Pesquisa mostra que imprensa tem credibilidade para 64%; governo, para 22%

Copyright O Globo, 25/1/2008

Pesquisa realizada pela multinacional de relações públicas Edelman mostrou que 64% dos brasileiros consideram a mídia a mais confiável das instituições. Conforme informou ontem a coluna Ancelmo Gois, no Globo, o governo é a instituição de menos credibilidade para os brasileiros – apenas 22% das pessoas ouvidas disseram ter confiança.

A pesquisa foi realizada em 18 países, entre outubro e novembro, em entrevistas por telefone. No Brasil, 150 pessoas foram ouvidas. Foi a nona pesquisa realizada pela empresa e, pela primeira vez, grupos foram separados por idade: de 25 a 34 anos e de 35 a 64. Um dos dados destacados é que só em três países – Holanda, Suécia e China – o governo foi considerado a instituição de maior credibilidade.

Brasileiros confiam em empresas multinacionais

No Brasil, a confiabilidade da mídia superou a de empresas (61%) e organizações não-governamentais (51%). Multinacionais atingiram altos percentuais de credibilidade no Brasil e no México – à exceção de chinesas e russas. Segundo a pesquisa, nos países do Bric (Brasil, Rússia, Índia e China) o uso da mídia social pelas empresas é geralmente alto e também entre jovens formadores de opinião.

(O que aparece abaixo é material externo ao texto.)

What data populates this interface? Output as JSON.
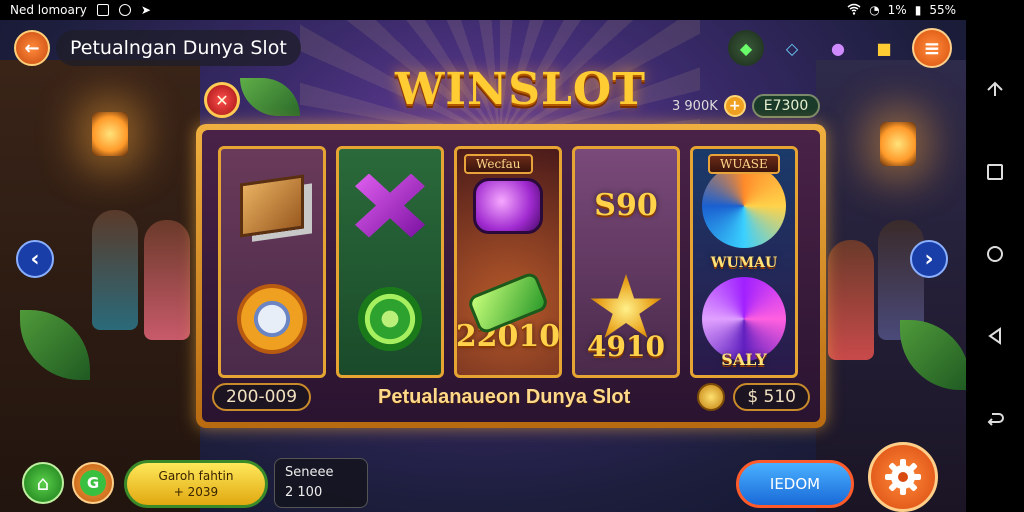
{
  "status_bar": {
    "left_text": "Ned lomoary",
    "right_text_1": "1%",
    "right_text_2": "55%"
  },
  "header": {
    "title": "Petualngan Dunya Slot",
    "back_icon": "back-arrow-icon",
    "menu_icon": "menu-icon",
    "gems": [
      "green-gem-icon",
      "blue-gem-icon",
      "purple-orb-icon",
      "gold-cube-icon"
    ]
  },
  "logo": {
    "text": "WINSLOT"
  },
  "balance": {
    "small_amount": "3 900K",
    "balance_label": "E7300"
  },
  "reels": [
    {
      "label": "",
      "top": "wood-crate-symbol",
      "bottom": "gem-flower-symbol",
      "value": ""
    },
    {
      "label": "",
      "top": "purple-cross-symbol",
      "bottom": "green-coin-symbol",
      "value": ""
    },
    {
      "label": "Wecfau",
      "top": "purple-gem-symbol",
      "bottom": "green-bar-symbol",
      "value": "22010"
    },
    {
      "label": "",
      "top": "S90-symbol",
      "top_text": "S90",
      "bottom": "gold-star-symbol",
      "value": "4910"
    },
    {
      "label": "WUASE",
      "top": "blue-swirl-symbol",
      "middle_text": "WUMAU",
      "bottom": "purple-swirl-symbol",
      "value": "SALY"
    }
  ],
  "frame_bottom": {
    "bet": "200-009",
    "title": "Petualanaueon Dunya Slot",
    "win": "$ 510"
  },
  "bottom_bar": {
    "button_yellow_line1": "Garoh fahtin",
    "button_yellow_line2": "+ 2039",
    "stat_label": "Seneee",
    "stat_value": "2 100",
    "blue_button": "IEDOM"
  },
  "colors": {
    "accent_gold": "#ffcc33",
    "accent_orange": "#e85a14",
    "accent_blue": "#1a6ad8"
  }
}
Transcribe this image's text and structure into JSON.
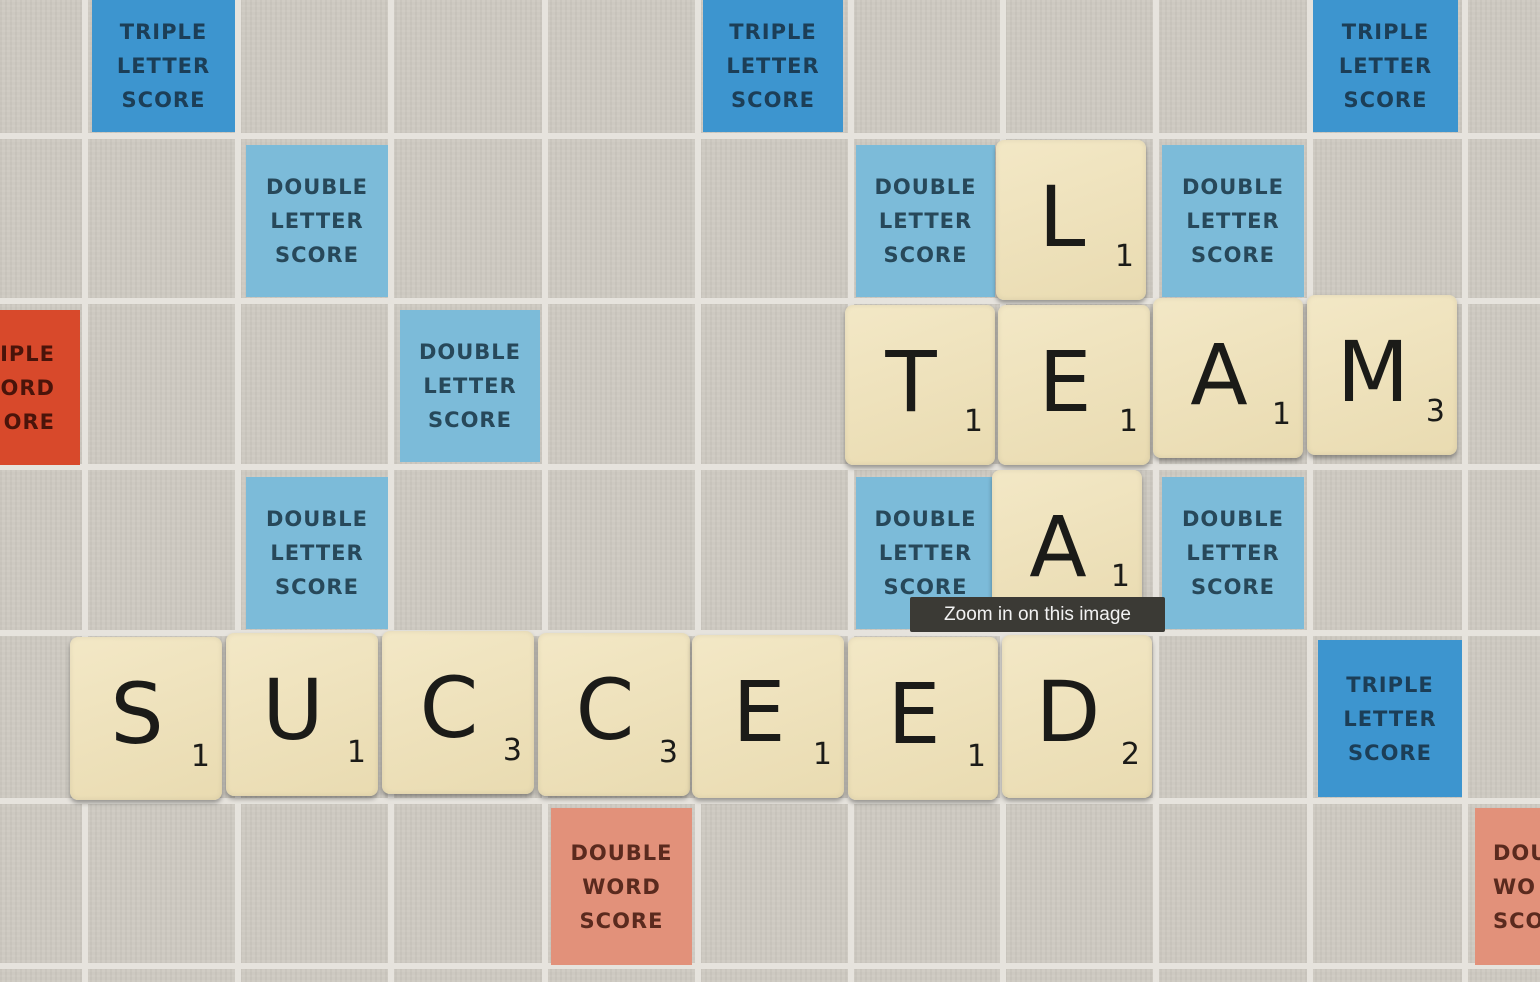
{
  "image": {
    "premium_squares": [
      {
        "type": "triple-letter",
        "lines": [
          "TRIPLE",
          "LETTER",
          "SCORE"
        ]
      },
      {
        "type": "triple-letter",
        "lines": [
          "TRIPLE",
          "LETTER",
          "SCORE"
        ]
      },
      {
        "type": "triple-letter",
        "lines": [
          "TRIPLE",
          "LETTER",
          "SCORE"
        ]
      },
      {
        "type": "double-letter",
        "lines": [
          "DOUBLE",
          "LETTER",
          "SCORE"
        ]
      },
      {
        "type": "double-letter",
        "lines": [
          "DOUBLE",
          "LETTER",
          "SCORE"
        ]
      },
      {
        "type": "double-letter",
        "lines": [
          "DOUBLE",
          "LETTER",
          "SCORE"
        ]
      },
      {
        "type": "triple-word",
        "lines": [
          "IPLE",
          "ORD",
          "ORE"
        ]
      },
      {
        "type": "double-letter",
        "lines": [
          "DOUBLE",
          "LETTER",
          "SCORE"
        ]
      },
      {
        "type": "double-letter",
        "lines": [
          "DOUBLE",
          "LETTER",
          "SCORE"
        ]
      },
      {
        "type": "double-letter",
        "lines": [
          "DOUBLE",
          "LETTER",
          "SCORE"
        ]
      },
      {
        "type": "double-letter",
        "lines": [
          "DOUBLE",
          "LETTER",
          "SCORE"
        ]
      },
      {
        "type": "triple-letter",
        "lines": [
          "TRIPLE",
          "LETTER",
          "SCORE"
        ]
      },
      {
        "type": "double-word",
        "lines": [
          "DOUBLE",
          "WORD",
          "SCORE"
        ]
      },
      {
        "type": "double-word",
        "lines": [
          "DOU",
          "WO",
          "SCO"
        ]
      }
    ],
    "tiles": [
      {
        "letter": "L",
        "value": "1"
      },
      {
        "letter": "T",
        "value": "1"
      },
      {
        "letter": "E",
        "value": "1"
      },
      {
        "letter": "A",
        "value": "1"
      },
      {
        "letter": "M",
        "value": "3"
      },
      {
        "letter": "A",
        "value": "1"
      },
      {
        "letter": "S",
        "value": "1"
      },
      {
        "letter": "U",
        "value": "1"
      },
      {
        "letter": "C",
        "value": "3"
      },
      {
        "letter": "C",
        "value": "3"
      },
      {
        "letter": "E",
        "value": "1"
      },
      {
        "letter": "E",
        "value": "1"
      },
      {
        "letter": "D",
        "value": "2"
      }
    ]
  },
  "tooltip": {
    "text": "Zoom in on this image"
  }
}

O estudo indicou ainda que 44% do grupo formado por pessoas entre 35 e 64 anos tendem mais a ler jornal impresso do que eletrônico (21%). A diferença de percentual diminui no grupo de 25 a 34 anos: 35% lêem os impressos e 30%, os onlines.

Nos 18 países, CNN (25%), BBC (17%) e Google (9%) são as fontes com que as pessoas mais contam para obter informações sobre empresas. No Brasil, 71% consideram confiáveis os artigos de revistas especializadas em negócios.

O setor de tecnologia é o mais confiável em 17 dos 18 países, seguido por biotecnologia, ciências biológicas. A média de credibilidade nos 18 países para propaganda de produtos é baixa: apenas 20%.

A maioria acredita em especialistas e "pessoas como nós" – aqueles que compartilham dos mesmos interesses e têm crença política similar – como fontes de informação. No Brasil, no entanto, a importância de compartilhar interesses caiu de 79% para 65% nesta pesquisa.

Nos Estados Unidos, uma má notícia para a senadora Hillary Clinton: foi perguntado em qual gênero a população confiaria mais para o cargo de presidente. A maioria dos ouvidos (69%) disse que ser homem ou mulher não faria diferença. No entanto, um índice estatisticamente alto prefere um líder do sexo masculino (16% contra 7%).